Company directors are busier than ever before as they grapple with the potential opportunities and threats of new technology, such as AI (artificial intelligence), keeping on top of new regulations and increased pressure from investors and other stakeholders to deliver a better, greener, more profitable business.
The increased demands have sparked robust boardroom discussions and were the subject of a recent paper from the IoD Centre for Corporate Governance, Are Boards Losing Control?
Some of the commentators we spoke to were concerned that directors are stuck in reactive mode and are no longer providing leadership or fully in control of setting company strategy.
If true, this leaves a vacuum at the top of companies that some believe is being filled by regulators, investors and other influencers, whose priorities may not always be aligned with those of the company. Their requirements and expectations are becoming increasingly prescriptive and arguably encroaching into areas of responsibility that rightly belong to the board, blurring lines of decision-making.
Drawing the lines
Chris Hodge, author of the paper and senior adviser at the Centre, summed up the situation in our recent Directors’ Briefing podcast: “It’s certainly the case that the lines that are drawn around where decisions should be taken—what we traditionally think of as decisions for the board, rather than policymakers and others—these lines are a lot fuzzier than they used to be.
“It would be helpful to everybody to have a discussion about how we can re-establish some clarity around these areas, even if it means some of the lines moving.”
Boards will always have to navigate short term economic shocks and distractions, like Covid and Brexit. But some of the environmental and social challenges facing boards are slightly longer term in nature.
While many boards are integrating the ESG issues most material to the company fully into their strategic thinking, it appears that some boards still view them primarily as a ‘tick box exercise’ focused on fulfilling reporting requirements.
Where there is an absence of strategic consideration of these matters at board level, it leaves a gap that is waiting to be filled by regulators, investors and others.
Another view expressed in the paper was that ESG-related reporting requirements had, in some cases, led boards to focus their attention on issues that may not be very material to the company, potentially neglecting others that were.
A more widely held view was that the sheer volume of regulation has meant that many boards are overly focused on compliance at the expense of strategy, innovation and other matters crucial to the company’s performance, and tended to be risk averse as a result.
There has also been criticism of what commentators saw as attempts by investors—and the proxy advisers whose services they use—to micromanage companies’ governance arrangements.
It is unquestionably the case that investors are applying more pressure on companies to address environmental and social issues than was the case even just a few years ago, reflecting societal expectations.
But what some might consider a loss of control, others will view as greater accountability.
New demands
It is not about to get any easier for boards to manage these demands.
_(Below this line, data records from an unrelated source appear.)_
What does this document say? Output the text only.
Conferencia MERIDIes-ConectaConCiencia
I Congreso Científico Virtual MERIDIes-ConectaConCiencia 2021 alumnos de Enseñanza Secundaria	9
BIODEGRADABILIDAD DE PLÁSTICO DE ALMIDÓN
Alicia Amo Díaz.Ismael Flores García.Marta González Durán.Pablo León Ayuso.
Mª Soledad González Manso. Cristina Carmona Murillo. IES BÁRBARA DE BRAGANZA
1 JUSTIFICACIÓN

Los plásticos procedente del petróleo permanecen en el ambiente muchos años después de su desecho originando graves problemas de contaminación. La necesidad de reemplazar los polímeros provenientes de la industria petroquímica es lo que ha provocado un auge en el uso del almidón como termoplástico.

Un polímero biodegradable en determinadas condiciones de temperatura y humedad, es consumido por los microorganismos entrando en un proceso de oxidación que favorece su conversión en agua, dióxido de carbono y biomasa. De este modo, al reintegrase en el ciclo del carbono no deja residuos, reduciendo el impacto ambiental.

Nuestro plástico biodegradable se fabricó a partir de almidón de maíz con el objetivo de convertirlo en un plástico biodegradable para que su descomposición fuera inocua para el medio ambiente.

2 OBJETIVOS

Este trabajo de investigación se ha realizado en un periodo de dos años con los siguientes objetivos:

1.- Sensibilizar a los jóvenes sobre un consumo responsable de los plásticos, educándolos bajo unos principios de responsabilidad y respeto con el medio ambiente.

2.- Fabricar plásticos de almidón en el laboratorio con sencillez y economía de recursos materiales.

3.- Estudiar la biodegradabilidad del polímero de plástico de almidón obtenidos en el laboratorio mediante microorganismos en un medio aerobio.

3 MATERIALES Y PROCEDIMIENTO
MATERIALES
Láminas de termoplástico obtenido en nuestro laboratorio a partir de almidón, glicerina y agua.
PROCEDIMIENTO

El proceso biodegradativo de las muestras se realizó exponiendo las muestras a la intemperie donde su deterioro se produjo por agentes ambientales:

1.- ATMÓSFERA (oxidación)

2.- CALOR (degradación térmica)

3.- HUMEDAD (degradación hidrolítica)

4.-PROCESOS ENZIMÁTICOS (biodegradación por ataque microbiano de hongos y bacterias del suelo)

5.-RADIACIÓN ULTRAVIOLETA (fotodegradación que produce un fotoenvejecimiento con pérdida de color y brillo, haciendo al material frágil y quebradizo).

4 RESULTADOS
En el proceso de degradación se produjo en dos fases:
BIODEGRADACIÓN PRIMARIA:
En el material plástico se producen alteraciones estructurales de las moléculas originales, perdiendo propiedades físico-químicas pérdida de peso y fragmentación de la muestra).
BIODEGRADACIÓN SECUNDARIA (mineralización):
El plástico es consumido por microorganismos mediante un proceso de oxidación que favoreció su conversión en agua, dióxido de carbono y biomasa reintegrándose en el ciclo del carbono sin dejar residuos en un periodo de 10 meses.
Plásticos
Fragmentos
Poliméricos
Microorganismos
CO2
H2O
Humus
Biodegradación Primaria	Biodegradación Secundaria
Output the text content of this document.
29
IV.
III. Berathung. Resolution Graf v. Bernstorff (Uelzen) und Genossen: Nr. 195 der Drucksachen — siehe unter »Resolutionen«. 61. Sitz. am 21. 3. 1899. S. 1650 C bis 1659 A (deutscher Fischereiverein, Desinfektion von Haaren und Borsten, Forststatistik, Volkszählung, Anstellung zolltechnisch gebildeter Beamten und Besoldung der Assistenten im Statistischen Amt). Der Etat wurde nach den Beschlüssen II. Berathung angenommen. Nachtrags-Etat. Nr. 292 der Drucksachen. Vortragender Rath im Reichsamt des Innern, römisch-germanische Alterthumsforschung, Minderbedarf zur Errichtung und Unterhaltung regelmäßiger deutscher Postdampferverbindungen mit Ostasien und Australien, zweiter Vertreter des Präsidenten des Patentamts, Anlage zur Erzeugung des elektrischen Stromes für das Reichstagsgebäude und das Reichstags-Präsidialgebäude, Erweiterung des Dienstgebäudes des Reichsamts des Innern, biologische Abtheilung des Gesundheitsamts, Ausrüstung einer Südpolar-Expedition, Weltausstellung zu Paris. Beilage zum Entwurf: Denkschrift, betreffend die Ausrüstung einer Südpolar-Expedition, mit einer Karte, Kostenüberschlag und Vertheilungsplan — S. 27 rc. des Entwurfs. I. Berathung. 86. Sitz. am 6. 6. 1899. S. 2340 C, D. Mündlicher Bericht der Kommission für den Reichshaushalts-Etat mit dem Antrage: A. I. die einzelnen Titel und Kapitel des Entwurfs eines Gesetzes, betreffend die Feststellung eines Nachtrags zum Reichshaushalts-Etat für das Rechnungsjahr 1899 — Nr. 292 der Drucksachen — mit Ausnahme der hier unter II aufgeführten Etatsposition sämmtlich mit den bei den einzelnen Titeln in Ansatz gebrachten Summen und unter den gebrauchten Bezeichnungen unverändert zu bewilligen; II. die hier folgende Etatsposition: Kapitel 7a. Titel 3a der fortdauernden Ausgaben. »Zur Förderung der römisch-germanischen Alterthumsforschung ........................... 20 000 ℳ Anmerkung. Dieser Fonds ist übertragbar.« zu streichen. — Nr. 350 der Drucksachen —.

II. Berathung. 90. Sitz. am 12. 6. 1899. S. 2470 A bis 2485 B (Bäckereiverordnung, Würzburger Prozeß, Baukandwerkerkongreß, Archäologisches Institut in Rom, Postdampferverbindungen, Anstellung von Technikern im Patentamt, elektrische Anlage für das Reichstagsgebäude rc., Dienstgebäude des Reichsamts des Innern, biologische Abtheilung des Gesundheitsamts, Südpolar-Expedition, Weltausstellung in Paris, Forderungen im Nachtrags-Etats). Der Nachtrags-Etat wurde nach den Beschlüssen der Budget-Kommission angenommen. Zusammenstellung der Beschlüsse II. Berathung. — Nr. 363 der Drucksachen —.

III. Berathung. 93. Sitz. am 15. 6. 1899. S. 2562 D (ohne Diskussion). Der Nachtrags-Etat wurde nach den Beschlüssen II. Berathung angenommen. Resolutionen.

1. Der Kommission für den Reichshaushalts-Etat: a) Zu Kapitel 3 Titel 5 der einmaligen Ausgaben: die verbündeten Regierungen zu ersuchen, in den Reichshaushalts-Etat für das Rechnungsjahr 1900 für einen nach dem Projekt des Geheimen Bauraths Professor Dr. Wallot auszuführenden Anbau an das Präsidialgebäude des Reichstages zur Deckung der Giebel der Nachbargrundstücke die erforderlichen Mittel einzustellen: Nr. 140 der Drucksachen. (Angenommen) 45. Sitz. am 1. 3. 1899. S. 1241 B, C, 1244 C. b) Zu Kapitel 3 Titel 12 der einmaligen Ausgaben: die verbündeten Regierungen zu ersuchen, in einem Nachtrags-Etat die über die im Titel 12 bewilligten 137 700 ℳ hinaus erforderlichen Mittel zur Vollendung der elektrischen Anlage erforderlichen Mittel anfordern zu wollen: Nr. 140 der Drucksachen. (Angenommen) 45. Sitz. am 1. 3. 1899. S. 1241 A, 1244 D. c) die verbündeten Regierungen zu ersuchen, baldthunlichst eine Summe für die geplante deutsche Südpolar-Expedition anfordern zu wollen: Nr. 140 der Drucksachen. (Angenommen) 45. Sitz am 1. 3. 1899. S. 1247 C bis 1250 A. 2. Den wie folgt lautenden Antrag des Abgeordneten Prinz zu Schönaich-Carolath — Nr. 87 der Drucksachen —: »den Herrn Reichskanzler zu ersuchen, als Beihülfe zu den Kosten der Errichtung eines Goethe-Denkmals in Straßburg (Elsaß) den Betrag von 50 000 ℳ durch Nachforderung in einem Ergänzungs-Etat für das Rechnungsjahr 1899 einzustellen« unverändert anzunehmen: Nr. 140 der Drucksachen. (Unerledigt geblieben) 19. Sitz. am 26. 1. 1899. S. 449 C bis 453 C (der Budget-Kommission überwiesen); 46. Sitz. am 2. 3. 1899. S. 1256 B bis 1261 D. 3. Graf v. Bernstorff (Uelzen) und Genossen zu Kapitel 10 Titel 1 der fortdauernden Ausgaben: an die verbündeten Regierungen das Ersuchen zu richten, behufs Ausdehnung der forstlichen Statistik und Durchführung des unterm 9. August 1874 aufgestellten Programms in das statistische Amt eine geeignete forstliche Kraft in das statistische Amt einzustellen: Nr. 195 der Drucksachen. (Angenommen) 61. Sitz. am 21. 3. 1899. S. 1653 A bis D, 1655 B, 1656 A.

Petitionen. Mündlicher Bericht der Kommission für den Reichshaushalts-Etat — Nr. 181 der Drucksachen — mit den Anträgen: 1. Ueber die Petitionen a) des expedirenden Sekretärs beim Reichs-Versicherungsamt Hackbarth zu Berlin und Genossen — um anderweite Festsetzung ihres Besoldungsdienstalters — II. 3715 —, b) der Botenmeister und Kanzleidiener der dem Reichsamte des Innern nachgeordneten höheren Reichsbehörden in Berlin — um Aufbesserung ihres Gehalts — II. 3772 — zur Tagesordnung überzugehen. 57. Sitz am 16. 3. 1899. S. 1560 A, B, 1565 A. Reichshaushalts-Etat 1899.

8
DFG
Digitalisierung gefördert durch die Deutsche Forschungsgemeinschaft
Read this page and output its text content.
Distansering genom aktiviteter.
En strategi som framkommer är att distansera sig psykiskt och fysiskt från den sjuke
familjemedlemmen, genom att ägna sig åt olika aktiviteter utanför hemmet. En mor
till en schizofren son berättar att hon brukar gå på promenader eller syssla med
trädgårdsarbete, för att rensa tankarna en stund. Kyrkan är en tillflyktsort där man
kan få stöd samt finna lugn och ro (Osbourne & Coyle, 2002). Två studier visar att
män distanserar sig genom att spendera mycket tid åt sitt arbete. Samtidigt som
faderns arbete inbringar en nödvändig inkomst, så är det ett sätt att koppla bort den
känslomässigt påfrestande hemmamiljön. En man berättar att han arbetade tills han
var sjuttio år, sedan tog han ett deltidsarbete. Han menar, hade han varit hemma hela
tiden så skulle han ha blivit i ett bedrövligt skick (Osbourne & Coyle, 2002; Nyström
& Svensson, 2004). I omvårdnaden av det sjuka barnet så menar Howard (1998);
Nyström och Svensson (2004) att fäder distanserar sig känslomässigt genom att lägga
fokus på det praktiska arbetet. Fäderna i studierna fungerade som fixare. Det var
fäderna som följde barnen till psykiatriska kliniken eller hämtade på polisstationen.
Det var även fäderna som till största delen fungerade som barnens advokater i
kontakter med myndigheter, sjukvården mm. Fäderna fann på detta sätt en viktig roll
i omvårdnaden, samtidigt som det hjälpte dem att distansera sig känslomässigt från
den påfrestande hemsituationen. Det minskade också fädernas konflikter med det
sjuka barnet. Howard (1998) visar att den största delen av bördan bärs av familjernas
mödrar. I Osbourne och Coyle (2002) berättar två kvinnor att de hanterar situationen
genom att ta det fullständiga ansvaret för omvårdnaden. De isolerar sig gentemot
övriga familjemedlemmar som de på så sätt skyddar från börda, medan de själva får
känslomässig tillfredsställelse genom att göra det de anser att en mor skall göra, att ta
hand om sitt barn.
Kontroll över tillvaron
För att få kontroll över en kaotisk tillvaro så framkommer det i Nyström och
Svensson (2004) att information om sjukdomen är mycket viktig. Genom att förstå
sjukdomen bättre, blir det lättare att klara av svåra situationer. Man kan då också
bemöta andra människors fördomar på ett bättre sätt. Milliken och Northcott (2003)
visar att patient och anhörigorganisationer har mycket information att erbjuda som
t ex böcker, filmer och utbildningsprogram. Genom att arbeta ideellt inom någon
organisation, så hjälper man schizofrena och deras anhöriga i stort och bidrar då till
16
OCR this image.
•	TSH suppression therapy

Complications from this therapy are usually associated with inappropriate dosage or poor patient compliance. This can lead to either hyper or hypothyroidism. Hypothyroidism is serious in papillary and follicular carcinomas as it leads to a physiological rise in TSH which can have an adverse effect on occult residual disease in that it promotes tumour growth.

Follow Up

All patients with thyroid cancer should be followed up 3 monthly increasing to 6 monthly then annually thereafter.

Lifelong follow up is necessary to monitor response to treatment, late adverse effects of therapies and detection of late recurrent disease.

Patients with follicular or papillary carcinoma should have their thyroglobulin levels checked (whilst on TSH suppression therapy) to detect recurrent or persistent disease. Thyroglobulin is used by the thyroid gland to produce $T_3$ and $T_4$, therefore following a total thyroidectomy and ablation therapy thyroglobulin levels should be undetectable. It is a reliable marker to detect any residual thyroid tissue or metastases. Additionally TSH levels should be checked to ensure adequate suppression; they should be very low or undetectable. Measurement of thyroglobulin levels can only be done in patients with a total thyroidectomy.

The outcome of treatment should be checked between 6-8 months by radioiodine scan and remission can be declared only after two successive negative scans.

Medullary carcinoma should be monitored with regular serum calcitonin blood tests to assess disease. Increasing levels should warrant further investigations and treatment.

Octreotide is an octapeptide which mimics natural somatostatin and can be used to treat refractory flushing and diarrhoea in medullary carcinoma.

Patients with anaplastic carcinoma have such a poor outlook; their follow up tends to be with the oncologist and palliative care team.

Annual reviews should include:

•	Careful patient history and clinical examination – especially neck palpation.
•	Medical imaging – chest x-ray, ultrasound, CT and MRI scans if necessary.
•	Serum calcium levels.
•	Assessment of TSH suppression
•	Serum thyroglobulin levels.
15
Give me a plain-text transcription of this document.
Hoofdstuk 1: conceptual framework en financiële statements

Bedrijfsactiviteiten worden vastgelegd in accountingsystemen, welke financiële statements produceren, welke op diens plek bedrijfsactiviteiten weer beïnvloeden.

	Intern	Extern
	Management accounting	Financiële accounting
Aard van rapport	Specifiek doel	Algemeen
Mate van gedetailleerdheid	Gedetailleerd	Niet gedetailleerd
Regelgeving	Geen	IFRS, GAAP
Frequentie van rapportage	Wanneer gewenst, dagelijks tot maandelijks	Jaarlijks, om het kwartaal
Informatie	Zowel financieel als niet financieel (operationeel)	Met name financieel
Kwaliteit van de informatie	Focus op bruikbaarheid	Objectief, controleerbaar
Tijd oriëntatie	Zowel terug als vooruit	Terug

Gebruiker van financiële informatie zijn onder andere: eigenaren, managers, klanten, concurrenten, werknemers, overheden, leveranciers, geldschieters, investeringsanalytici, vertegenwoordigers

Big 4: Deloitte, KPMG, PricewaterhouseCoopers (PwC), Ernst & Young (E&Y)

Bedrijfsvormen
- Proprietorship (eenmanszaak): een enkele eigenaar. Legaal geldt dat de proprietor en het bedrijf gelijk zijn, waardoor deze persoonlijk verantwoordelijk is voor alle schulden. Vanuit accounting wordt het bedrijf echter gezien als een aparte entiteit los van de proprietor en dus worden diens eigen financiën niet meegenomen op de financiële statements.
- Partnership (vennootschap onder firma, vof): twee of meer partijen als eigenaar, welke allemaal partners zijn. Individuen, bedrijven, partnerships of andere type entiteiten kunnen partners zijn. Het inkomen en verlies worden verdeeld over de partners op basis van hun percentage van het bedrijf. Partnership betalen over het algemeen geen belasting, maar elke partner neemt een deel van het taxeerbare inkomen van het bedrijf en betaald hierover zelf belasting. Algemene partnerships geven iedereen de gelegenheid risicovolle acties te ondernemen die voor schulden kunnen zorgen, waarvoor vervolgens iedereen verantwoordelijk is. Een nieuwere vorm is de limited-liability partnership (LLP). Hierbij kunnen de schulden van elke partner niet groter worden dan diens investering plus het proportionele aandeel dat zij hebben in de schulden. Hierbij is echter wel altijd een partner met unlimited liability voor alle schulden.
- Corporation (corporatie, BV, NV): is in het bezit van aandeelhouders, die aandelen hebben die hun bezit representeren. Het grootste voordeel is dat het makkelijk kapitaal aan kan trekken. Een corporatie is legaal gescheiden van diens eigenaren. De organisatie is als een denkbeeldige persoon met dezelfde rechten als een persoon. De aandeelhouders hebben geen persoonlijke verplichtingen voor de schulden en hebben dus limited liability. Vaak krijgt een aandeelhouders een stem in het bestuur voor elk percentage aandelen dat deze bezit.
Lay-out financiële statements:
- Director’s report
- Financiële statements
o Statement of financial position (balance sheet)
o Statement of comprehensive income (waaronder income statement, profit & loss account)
On top of existing rules and standards, 2023 sees the introduction of new sustainability disclosure requirements and an updated UK Corporate Governance Code.
In July, the government published draft regulations, due to take effect in 2025, which will require companies to publish a resilience statement and an audit and assurance policy covering, among other things, governance and climate transition planning.
Many of these newer requirements will apply to companies that are classified as public interest entities, regardless of whether or not they are listed, with the consequence that the reporting burden associated with being a listed company is now to some extent spreading to private companies as well.
Most decisions about a company’s strategic direction and governance arrangements should rightly be taken by the board.
Policymakers, the market, stakeholders and society at large all play a part in establishing the framework of requirements and legitimate expectations within which companies operate (the ‘rules of the game’). But within that framework, there should be plenty of scope for directors to exercise discretion and judgment in the company’s long-term interest. This is key to enabling the innovation needed to stimulate growth.
There is a need to ensure that regulations and regulatory processes do not inappropriately reduce the ability of boards to take decisions that they consider to be in the best interests of the company.
This might involve reviewing some existing regulations and standards to permit greater flexibility where appropriate, but without reducing accountability to shareholders and other stakeholders. Wherever possible, future regulation should be principle-based rather than prescriptive.
While boards need to be allowed to lead, they should not be unaccountable or completely insulated from external pressure. So the onus is on boards to demonstrate that they are capable of exercising judgment wisely and are deserving of the trust that they are asking for, by managing their companies in a responsible way that avoids provoking interventions from regulators and wider society.
Roger Barker is director of policy and governance at the Institute of Directors.